The petitioner has appealed from the denial of his motion under 28 U.S.C. § 2255 to vacate his sentence. The district court issued a certificate of appealability “regarding the timeliness of his motion.” The court offered no other explanation for its action.
In acting as it did, the court appears to have overlooked our opinion in Davis v. Borgen, 349 F.3d 1027 (7th Cir.2003), another case from the Eastern District of Wisconsin. There we stated:
(1) A certificate of appealability may be issued only if the prisoner has at least one substantial constitutional question for appeal. 28 U.S.C. § 2253(c)(2). (2) The certificate must identify each substantial constitutional question. 28 U.S.C. § 2253(c)(3); Beyer v. Litscher, 306 F.3d 504 (7th Cir.2002).(3) If there is a substantial constitutional issue, and an antecedent non-constitutional issue independently is substantial, then the certificate may include that issue as well. See Slack v. McDaniel, 529 U.S. 473, 484, 120 S.Ct. 1595, 146 L.Ed.2d 542 (2000); Owens v. Boyd, 235 F.3d 356 (7th Cir.2000).(4) Any substantial non-constitutional issue must be identified specifically in the certificate. 28 U.S.C. § 2253(c)(3). (5) If success on a non-constitutional issue is essential (compliance with the statute of limitations is a good example), and there is no substantial argument that the district judge erred in resolving the non-constitutional question, then no certificate of appealability should issue even if the constitutional question standing alone would have justified an appeal. See Anderson v. Litscher, 281 F.3d 672 (7th Cir.2002).
Id. at 1029. We then pointed out that the certificate issued by the district court did not satisfy these requirements.

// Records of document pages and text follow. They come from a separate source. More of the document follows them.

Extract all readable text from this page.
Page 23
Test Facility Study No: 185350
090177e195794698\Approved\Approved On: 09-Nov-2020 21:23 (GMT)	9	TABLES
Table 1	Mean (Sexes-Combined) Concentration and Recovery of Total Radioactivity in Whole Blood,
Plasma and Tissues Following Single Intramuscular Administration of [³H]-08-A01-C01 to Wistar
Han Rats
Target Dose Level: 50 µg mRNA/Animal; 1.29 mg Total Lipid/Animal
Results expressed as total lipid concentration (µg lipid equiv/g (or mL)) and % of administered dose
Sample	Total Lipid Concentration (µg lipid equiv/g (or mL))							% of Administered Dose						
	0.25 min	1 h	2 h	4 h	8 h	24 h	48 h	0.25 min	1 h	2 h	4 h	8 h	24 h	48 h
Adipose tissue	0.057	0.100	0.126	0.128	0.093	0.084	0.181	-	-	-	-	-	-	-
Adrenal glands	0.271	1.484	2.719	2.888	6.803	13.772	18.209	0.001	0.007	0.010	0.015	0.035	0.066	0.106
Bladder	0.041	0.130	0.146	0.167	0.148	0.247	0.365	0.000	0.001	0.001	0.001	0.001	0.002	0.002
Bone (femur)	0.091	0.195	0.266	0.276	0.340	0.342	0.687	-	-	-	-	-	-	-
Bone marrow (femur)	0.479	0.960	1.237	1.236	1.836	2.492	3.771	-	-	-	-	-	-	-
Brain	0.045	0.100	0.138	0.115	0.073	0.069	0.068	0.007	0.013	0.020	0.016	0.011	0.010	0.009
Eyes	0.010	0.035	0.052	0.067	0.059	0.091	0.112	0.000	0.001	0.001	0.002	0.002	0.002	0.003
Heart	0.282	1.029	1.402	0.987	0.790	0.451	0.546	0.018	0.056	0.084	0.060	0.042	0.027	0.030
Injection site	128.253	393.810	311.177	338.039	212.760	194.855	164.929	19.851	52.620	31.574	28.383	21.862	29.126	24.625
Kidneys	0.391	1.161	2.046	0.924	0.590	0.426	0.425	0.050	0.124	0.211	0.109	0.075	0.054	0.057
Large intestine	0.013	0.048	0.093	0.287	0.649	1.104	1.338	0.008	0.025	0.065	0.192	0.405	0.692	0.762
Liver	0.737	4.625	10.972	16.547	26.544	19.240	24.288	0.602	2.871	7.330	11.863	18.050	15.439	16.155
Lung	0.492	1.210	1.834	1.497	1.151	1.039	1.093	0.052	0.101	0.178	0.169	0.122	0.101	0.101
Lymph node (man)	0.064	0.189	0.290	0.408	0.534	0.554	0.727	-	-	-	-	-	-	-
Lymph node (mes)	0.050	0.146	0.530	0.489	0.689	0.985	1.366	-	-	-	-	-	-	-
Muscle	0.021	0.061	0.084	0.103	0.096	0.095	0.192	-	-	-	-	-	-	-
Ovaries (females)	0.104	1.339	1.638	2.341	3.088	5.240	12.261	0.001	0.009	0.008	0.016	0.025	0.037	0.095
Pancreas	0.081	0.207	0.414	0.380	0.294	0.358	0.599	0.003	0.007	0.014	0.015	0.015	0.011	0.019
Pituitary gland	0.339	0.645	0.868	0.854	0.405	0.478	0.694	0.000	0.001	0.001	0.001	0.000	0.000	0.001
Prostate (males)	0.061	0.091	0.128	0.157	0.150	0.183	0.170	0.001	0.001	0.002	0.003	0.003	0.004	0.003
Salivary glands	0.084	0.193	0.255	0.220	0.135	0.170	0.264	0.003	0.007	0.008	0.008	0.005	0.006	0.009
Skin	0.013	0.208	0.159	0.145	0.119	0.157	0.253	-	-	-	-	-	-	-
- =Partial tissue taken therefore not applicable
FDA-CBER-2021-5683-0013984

It is the same here. The prisoner has no constitutional question for appeal, substantial or otherwise; the only question he presents is whether the district court abused its discretion in finding that his section 2255 motion was untimely. The certificate of appealability does not identify a substantial, or any, constitutional question.
That moots the other three requirements.
The certificate of appealability is vacated and the appeal dismissed.